Под руку ему попался какой–то предмет. Нум поднял его. Это был факел, который мальчик выронил, когда каменная глыба рухнула перед ним с потолка. На конце факела чуть тлела красноватая искорка. Стиснув зубы, Нум постарался обрести немного хладнокровия. Это удалось ему, хотя и с большим трудом. Тогда он принялся потихоньку дуть дрожащими, непослушными губами на эту крохотную багровую точку, в которой заключалась для него единственная надежда на спасение. Терпеливые усилия мальчика увенчались успехом. Искорка понемногу разгорелась, и скоро факел снова вспыхнул ярким пламенем. В неверном, колеблющемся его свете перед глазами Нума предстала страшная картина царившего вокруг разрушения. Пол Священной Пещеры был прорезан глубокими, узкими трещинами, загроможден упавшими со сводов гранитными плитами. Груда камней наглухо закрывала выход. Рядом с огромным обломком скалы неподвижно лежал Абахо, широко раскинув в стороны худые руки.
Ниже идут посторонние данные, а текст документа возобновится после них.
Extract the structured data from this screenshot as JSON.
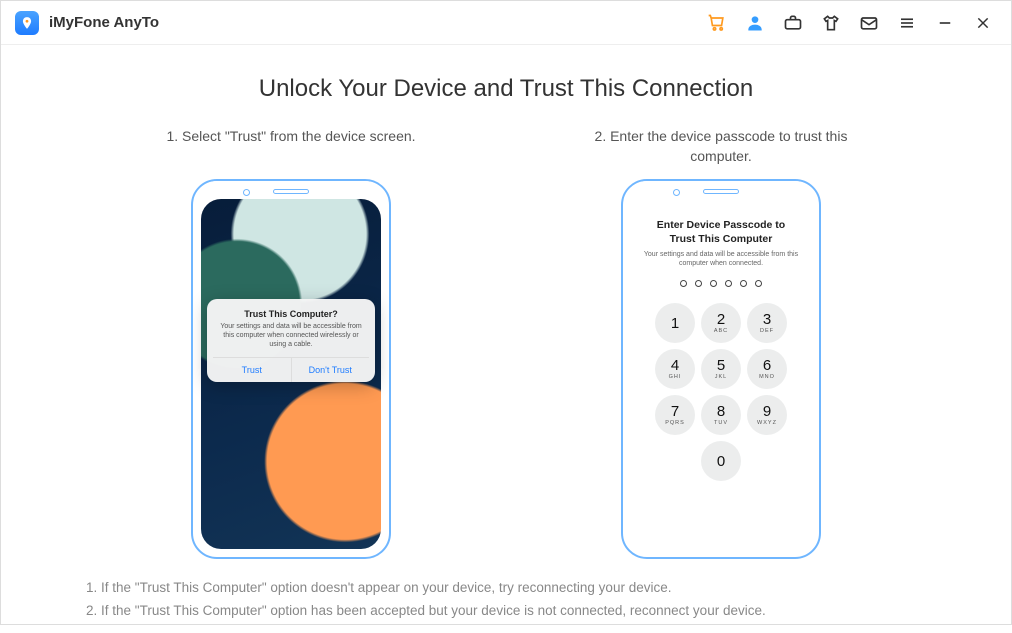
{
  "header": {
    "app_title": "iMyFone AnyTo"
  },
  "main": {
    "title": "Unlock Your Device and Trust This Connection",
    "step1_caption": "1. Select \"Trust\" from the device screen.",
    "step2_caption": "2. Enter the device passcode to trust this computer."
  },
  "trust_dialog": {
    "title": "Trust This Computer?",
    "desc": "Your settings and data will be accessible from this computer when connected wirelessly or using a cable.",
    "btn_trust": "Trust",
    "btn_dont": "Don't Trust"
  },
  "passcode": {
    "title": "Enter Device Passcode to Trust This Computer",
    "sub": "Your settings and data will be accessible from this computer when connected.",
    "keys": [
      {
        "n": "1",
        "l": ""
      },
      {
        "n": "2",
        "l": "ABC"
      },
      {
        "n": "3",
        "l": "DEF"
      },
      {
        "n": "4",
        "l": "GHI"
      },
      {
        "n": "5",
        "l": "JKL"
      },
      {
        "n": "6",
        "l": "MNO"
      },
      {
        "n": "7",
        "l": "PQRS"
      },
      {
        "n": "8",
        "l": "TUV"
      },
      {
        "n": "9",
        "l": "WXYZ"
      },
      {
        "n": "",
        "l": ""
      },
      {
        "n": "0",
        "l": ""
      },
      {
        "n": "",
        "l": ""
      }
    ]
  },
  "notes": {
    "n1": "1. If the \"Trust This Computer\" option doesn't appear on your device, try reconnecting your device.",
    "n2": "2. If the \"Trust This Computer\" option has been accepted but your device is not connected, reconnect your device."
  }
}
Правая нога его была неестественно согнута и откинута в сторону; кровь текла из глубокой раны на бедре. Глаза были плотно сомкнуты, лицо бледно и безжизненно. Нум воткнул свой факел в трещину пола, бросился к Мудрому Старцу, склонился над ним. Слезы душили мальчика.

— Учитель! — крикнул он хрипло и отчаянно. — Учитель, не умирай! Не умирай!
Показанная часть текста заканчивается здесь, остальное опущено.